Generally, companies keeping databases of consumer information like Delta Dental strive to protect such data using various administrative, physical, and electronic means. However, none of these methods of protection is 100% secure. As an individual, you have a responsibility to safeguard yourself and your information online. You can do this using any of the following tips:

• Learn to keep your personal data. Avoid posting information that may suggest your online profile passwords on your social media accounts, as cyber criminals may figure out your passwords using such data. In addition, you should lock down the privacy settings in your online accounts.
• Always set strong passwords on your online profiles. A strong password is at least eight characters long and contains a mix of numbers, special characters, and lower- and uppercase letters. Also, avoid sharing your passwords with anyone or writing them down in your diary or other places.
• Be cautious when connecting to public Wi-Fi networks. Essentially, avoid sending sensitive information or data over public networks and ensure to protect your home network with a password.
• In order to monitor changes to your credit file, you should enroll in a credit monitoring service. 
• Always review your credit reports and financial accounts for suspicious activity or unusual charges. 

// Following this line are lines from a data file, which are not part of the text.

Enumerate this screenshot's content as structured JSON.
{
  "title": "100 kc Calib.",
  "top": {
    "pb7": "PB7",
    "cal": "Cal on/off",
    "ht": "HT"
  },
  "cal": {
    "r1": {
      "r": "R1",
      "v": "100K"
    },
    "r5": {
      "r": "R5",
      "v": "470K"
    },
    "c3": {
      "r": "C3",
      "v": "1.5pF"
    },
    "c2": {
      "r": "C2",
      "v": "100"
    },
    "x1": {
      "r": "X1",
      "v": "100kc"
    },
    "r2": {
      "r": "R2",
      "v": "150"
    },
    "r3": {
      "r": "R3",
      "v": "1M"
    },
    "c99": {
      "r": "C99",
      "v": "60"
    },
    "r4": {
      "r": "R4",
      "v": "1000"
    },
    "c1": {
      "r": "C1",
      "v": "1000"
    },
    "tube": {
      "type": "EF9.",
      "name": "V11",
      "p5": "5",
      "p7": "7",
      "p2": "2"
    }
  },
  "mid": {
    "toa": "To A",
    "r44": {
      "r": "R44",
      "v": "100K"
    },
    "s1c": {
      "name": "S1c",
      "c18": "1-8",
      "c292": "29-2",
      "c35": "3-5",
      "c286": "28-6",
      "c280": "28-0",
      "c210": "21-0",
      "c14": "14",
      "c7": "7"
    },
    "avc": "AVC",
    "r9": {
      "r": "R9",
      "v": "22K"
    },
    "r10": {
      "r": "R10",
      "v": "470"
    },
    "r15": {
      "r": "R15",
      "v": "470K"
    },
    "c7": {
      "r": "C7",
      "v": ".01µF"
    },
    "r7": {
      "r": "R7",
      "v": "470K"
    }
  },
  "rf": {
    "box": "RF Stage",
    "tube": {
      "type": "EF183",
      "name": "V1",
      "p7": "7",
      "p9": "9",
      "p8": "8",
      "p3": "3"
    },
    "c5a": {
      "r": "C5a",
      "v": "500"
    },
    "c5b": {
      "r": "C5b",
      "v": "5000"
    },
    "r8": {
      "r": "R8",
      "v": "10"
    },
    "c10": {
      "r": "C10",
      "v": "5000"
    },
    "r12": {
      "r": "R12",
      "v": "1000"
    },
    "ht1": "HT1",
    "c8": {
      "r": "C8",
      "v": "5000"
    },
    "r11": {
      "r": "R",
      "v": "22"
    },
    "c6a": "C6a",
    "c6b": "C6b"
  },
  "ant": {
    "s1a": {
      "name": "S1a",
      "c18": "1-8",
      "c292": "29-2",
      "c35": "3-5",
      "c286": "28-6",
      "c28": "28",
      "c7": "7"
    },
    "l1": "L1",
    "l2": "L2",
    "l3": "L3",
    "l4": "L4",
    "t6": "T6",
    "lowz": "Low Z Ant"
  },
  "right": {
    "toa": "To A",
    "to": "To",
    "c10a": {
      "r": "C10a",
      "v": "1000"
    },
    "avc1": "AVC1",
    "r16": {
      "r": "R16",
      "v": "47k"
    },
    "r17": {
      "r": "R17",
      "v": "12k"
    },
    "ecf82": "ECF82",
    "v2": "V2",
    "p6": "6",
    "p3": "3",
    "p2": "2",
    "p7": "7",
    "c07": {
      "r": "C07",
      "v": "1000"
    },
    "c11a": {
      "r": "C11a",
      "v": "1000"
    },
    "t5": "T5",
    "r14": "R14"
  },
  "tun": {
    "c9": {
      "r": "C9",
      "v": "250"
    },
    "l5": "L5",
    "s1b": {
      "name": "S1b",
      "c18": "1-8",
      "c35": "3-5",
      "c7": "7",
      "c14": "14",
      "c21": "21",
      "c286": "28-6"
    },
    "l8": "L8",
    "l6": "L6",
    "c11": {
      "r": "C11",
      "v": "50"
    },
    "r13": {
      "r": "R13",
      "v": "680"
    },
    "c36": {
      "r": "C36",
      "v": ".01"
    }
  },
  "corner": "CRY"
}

• If you must shop online, make sure to do so on websites that use secure technology. You can identify them by the “https” at the beginning of such web addresses and the tiny locked padlock symbol on the webpage.
• Keep your internet devices, including mobile devices and computers, up to date with the latest security software and operating systems. These things are updated regularly to provide defense against malware, viruses, and several other cyber threats, which in turn protect your data online. Configuring your devices to automatically receive and download the latest updates is highly recommended. You may also install reliable antivirus software to protect your devices from malicious malware.
• Stay current by regularly updating your knowledge of cybersecurity and the latest tactics employed by cyber criminals with education resources offered by websites like IDStrong.
• Beware of phishing scams that use fraudulent websites and emails to deceive unsuspecting persons into revealing login information or credentials of private accounts. If you receive an email from an unfamiliar or suspicious source, do not open any attachments or links.
• Where possible, enable two-factor authentication (2FA) on your online accounts to add an extra layer of security to those accounts.
• Use a unique email address for each of your online accounts. While doing this requires a high level of organization, it is a great way of keeping the identity associated with each online account or profile separate.